A mi juicio, este es el fondo de la cuestión que ha captado y expresado C. Losada con enorme lucidez. El sacerdocio ministerial, o el ministerio sacerdotal, no es una profesión, por lo que la argumentación igualitarista, procedente de la Ilustración y llevada a un paroxismo a veces histérico por el feminismo radical, está de más.
Todas las mujeres bautizadas son radicalmente sacerdotes, en absoluta igualdad con los varones, en virtud del bautismo. La conveniencia o no de que puedan acceder también al ejercicio del sacerdocio ministerial, después de 2000 años de tradición en sentido contrario, habrá que argumentarla desde otras consideraciones, tanto teológicas como pastorales.
Hay que ser honestos: hasta el momento, los "resultados" pastorales del sacerdocio femenino, son nulos.
Tal vez algún día me anime a desarrollar con más amplitud lo que aquí digo tan sintéticamente.

EL BUEY Y LA MULA: UNA ARROGANTE SUPERFICIALIDAD

Nunca hubiera imaginado que el estímulo para reanudar mis entradas en este modesto y descuidadísimo blog, me fuera a venir, nada menos, que de una publicación firmada por J. Ratzinger-Benedicto XVI. Pero confieso que los comentarios que ha suscitado la referencia al buey y la mula del portal de Belén en su libro sobre los relatos evangélicos de la infancia de Jesús, han podido con mi imperdonable (e imperdonada por no pocos amigos) pereza para escribir.
El asunto es muy sencillo: las narraciones que nos ofrecen los evangelistas Mateo y Lucas sobre el nacimiento de Jesús, son de una belleza tal, que de no existir, habría que inventarlos. No obstante, esa singular belleza va unida enigmáticamente a una mortificante sobriedad literaria, lo cual puede resultar paradójico y hasta contradictorio si se quiere, pero es así.
Nada tiene de particular, siendo así las cosas, que la recepción posterior de estos relatos haya encontrado en lectores con imaginación, una invitación al complemento y la ampliación por vía de  fabricación de leyendas con capacidad de adornar y embellecer, todavía más, los escritos originales.
Nadie ha podido leer nunca en los evangelios de la infancia de Jesús ninguna referencia a esos célebres animales de que hablamos, sin los que -justo es reconocerlo- nuestros nacimientos perderían no poca gracia. Como nadie puede, con los textos en la mano, afirmar que los de Oriente son reyes, ni que uno de ellos era negro, otro rubio y otro más o menos albino.

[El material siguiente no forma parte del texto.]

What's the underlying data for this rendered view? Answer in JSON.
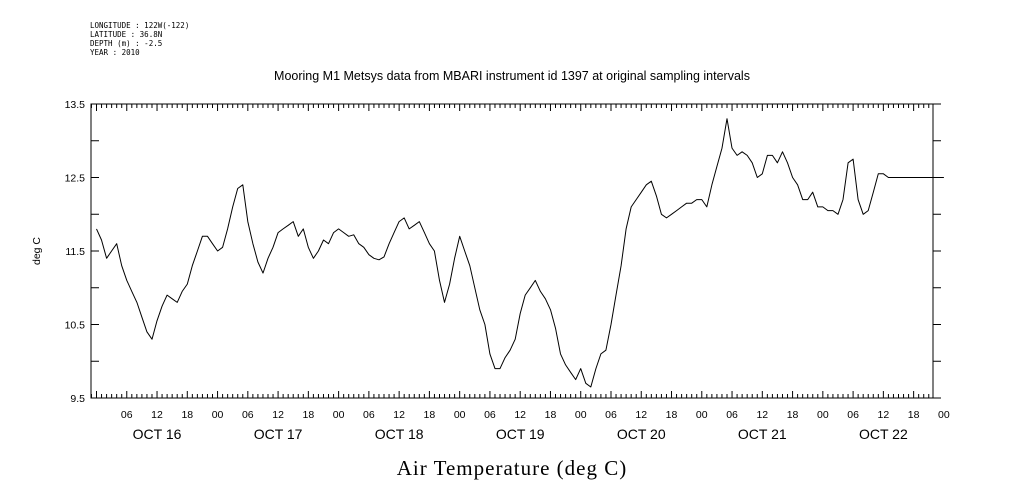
{
  "metadata": {
    "longitude": "LONGITUDE : 122W(-122)",
    "latitude": "LATITUDE : 36.8N",
    "depth": "DEPTH (m) : -2.5",
    "year": "YEAR : 2010"
  },
  "chart_data": {
    "type": "line",
    "title": "Mooring M1 Metsys data from MBARI instrument id 1397 at original sampling intervals",
    "xlabel": "Air Temperature (deg C)",
    "ylabel": "deg C",
    "ylim": [
      9.5,
      13.5
    ],
    "xlim_hours": [
      0,
      168
    ],
    "y_ticks": [
      "9.5",
      "10.5",
      "11.5",
      "12.5",
      "13.5"
    ],
    "x_hour_ticks": [
      "06",
      "12",
      "18",
      "00",
      "06",
      "12",
      "18",
      "00",
      "06",
      "12",
      "18",
      "00",
      "06",
      "12",
      "18",
      "00",
      "06",
      "12",
      "18",
      "00",
      "06",
      "12",
      "18",
      "00",
      "06",
      "12",
      "18",
      "00"
    ],
    "day_labels": [
      "OCT 16",
      "OCT 17",
      "OCT 18",
      "OCT 19",
      "OCT 20",
      "OCT 21",
      "OCT 22"
    ],
    "series": [
      {
        "x_hours": [
          0,
          1,
          2,
          3,
          4,
          5,
          6,
          7,
          8,
          9,
          10,
          11,
          12,
          13,
          14,
          15,
          16,
          17,
          18,
          19,
          20,
          21,
          22,
          23,
          24,
          25,
          26,
          27,
          28,
          29,
          30,
          31,
          32,
          33,
          34,
          35,
          36,
          37,
          38,
          39,
          40,
          41,
          42,
          43,
          44,
          45,
          46,
          47,
          48,
          49,
          50,
          51,
          52,
          53,
          54,
          55,
          56,
          57,
          58,
          59,
          60,
          61,
          62,
          63,
          64,
          65,
          66,
          67,
          68,
          69,
          70,
          71,
          72,
          73,
          74,
          75,
          76,
          77,
          78,
          79,
          80,
          81,
          82,
          83,
          84,
          85,
          86,
          87,
          88,
          89,
          90,
          91,
          92,
          93,
          94,
          95,
          96,
          97,
          98,
          99,
          100,
          101,
          102,
          103,
          104,
          105,
          106,
          107,
          108,
          109,
          110,
          111,
          112,
          113,
          114,
          115,
          116,
          117,
          118,
          119,
          120,
          121,
          122,
          123,
          124,
          125,
          126,
          127,
          128,
          129,
          130,
          131,
          132,
          133,
          134,
          135,
          136,
          137,
          138,
          139,
          140,
          141,
          142,
          143,
          144,
          145,
          146,
          147,
          148,
          149,
          150,
          151,
          152,
          153,
          154,
          155,
          156,
          157,
          158,
          159,
          160,
          161,
          162,
          163,
          164,
          165,
          166,
          167,
          168
        ],
        "values": [
          11.8,
          11.65,
          11.4,
          11.5,
          11.6,
          11.3,
          11.1,
          10.95,
          10.8,
          10.6,
          10.4,
          10.3,
          10.55,
          10.75,
          10.9,
          10.85,
          10.8,
          10.95,
          11.05,
          11.3,
          11.5,
          11.7,
          11.7,
          11.6,
          11.5,
          11.55,
          11.8,
          12.1,
          12.35,
          12.4,
          11.9,
          11.6,
          11.35,
          11.2,
          11.4,
          11.55,
          11.75,
          11.8,
          11.85,
          11.9,
          11.7,
          11.8,
          11.55,
          11.4,
          11.5,
          11.65,
          11.6,
          11.75,
          11.8,
          11.75,
          11.7,
          11.72,
          11.6,
          11.55,
          11.45,
          11.4,
          11.38,
          11.42,
          11.6,
          11.75,
          11.9,
          11.95,
          11.8,
          11.85,
          11.9,
          11.75,
          11.6,
          11.5,
          11.1,
          10.8,
          11.05,
          11.4,
          11.7,
          11.5,
          11.3,
          11.0,
          10.7,
          10.5,
          10.1,
          9.9,
          9.9,
          10.05,
          10.15,
          10.3,
          10.65,
          10.9,
          11.0,
          11.1,
          10.95,
          10.85,
          10.7,
          10.45,
          10.1,
          9.95,
          9.85,
          9.75,
          9.9,
          9.7,
          9.65,
          9.9,
          10.1,
          10.15,
          10.5,
          10.9,
          11.3,
          11.8,
          12.1,
          12.2,
          12.3,
          12.4,
          12.45,
          12.25,
          12.0,
          11.95,
          12.0,
          12.05,
          12.1,
          12.15,
          12.15,
          12.2,
          12.2,
          12.1,
          12.4,
          12.65,
          12.9,
          13.3,
          12.9,
          12.8,
          12.85,
          12.8,
          12.7,
          12.5,
          12.55,
          12.8,
          12.8,
          12.7,
          12.85,
          12.7,
          12.5,
          12.4,
          12.2,
          12.2,
          12.3,
          12.1,
          12.1,
          12.05,
          12.05,
          12.0,
          12.2,
          12.7,
          12.75,
          12.2,
          12.0,
          12.05,
          12.3,
          12.55,
          12.55,
          12.5,
          12.5,
          12.5,
          12.5,
          12.5,
          12.5,
          12.5,
          12.5,
          12.5,
          12.5,
          12.5,
          12.5
        ]
      }
    ]
  }
}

Y nadie puede hacerlo, por la sencilla razón de que esos elementos están ausentes en los textos.
Pues bien, el Papa, al escribir su documentado y profundo libro, no hace sino constatar la realidad textual que comenta, sin entrar a valorar -ni mucho menos a pretender abolir- los elementos legendarios que la literatura apócrifa y la imaginación popular han añadido con posterioridad para paliar la sorprendente sobriedad de los textos originales.
Pues  he aquí que, publicado el papal libro en castellano, a penas transcurridas unas horas, la maquinaria mediática se pone en marcha para pregonar a los cuatro vientos que el Papa "se carga" al buey y la mula -dos por el precio de uno- en su nuevo libro sobre Jesús.
¿Hasta cuándo, me pregunto, tendremos que aguantar en esta España nuestra la acumulación de ignorancia y superficialidad en los que tienen el control diario de los medios de comunicación? ¿Es que no es posible que radios y televisiones, periódicos y revistas, tengan en plantilla por lo menos a un profesional que sepa de qué habla cuando de noticias "religiosas" se trate? ¿Y qué decir -prefiero no dar nombres- de relevantes plumas o voces que se han lanzado a disparatar sobre este asunto con tanto dogmatismo como estupidez?
Cabría tomarlo con humor, pero no es fácil. El analfabetismo religioso (la Biblia sigue sin leerse mayoritariamente en España, no nos engañemos) va de la mano de una arrogante superficialidad que, en su conjunción, forman un cóctel de no desdeñable peligrosidad cultural, y tal vez, no solo cultural.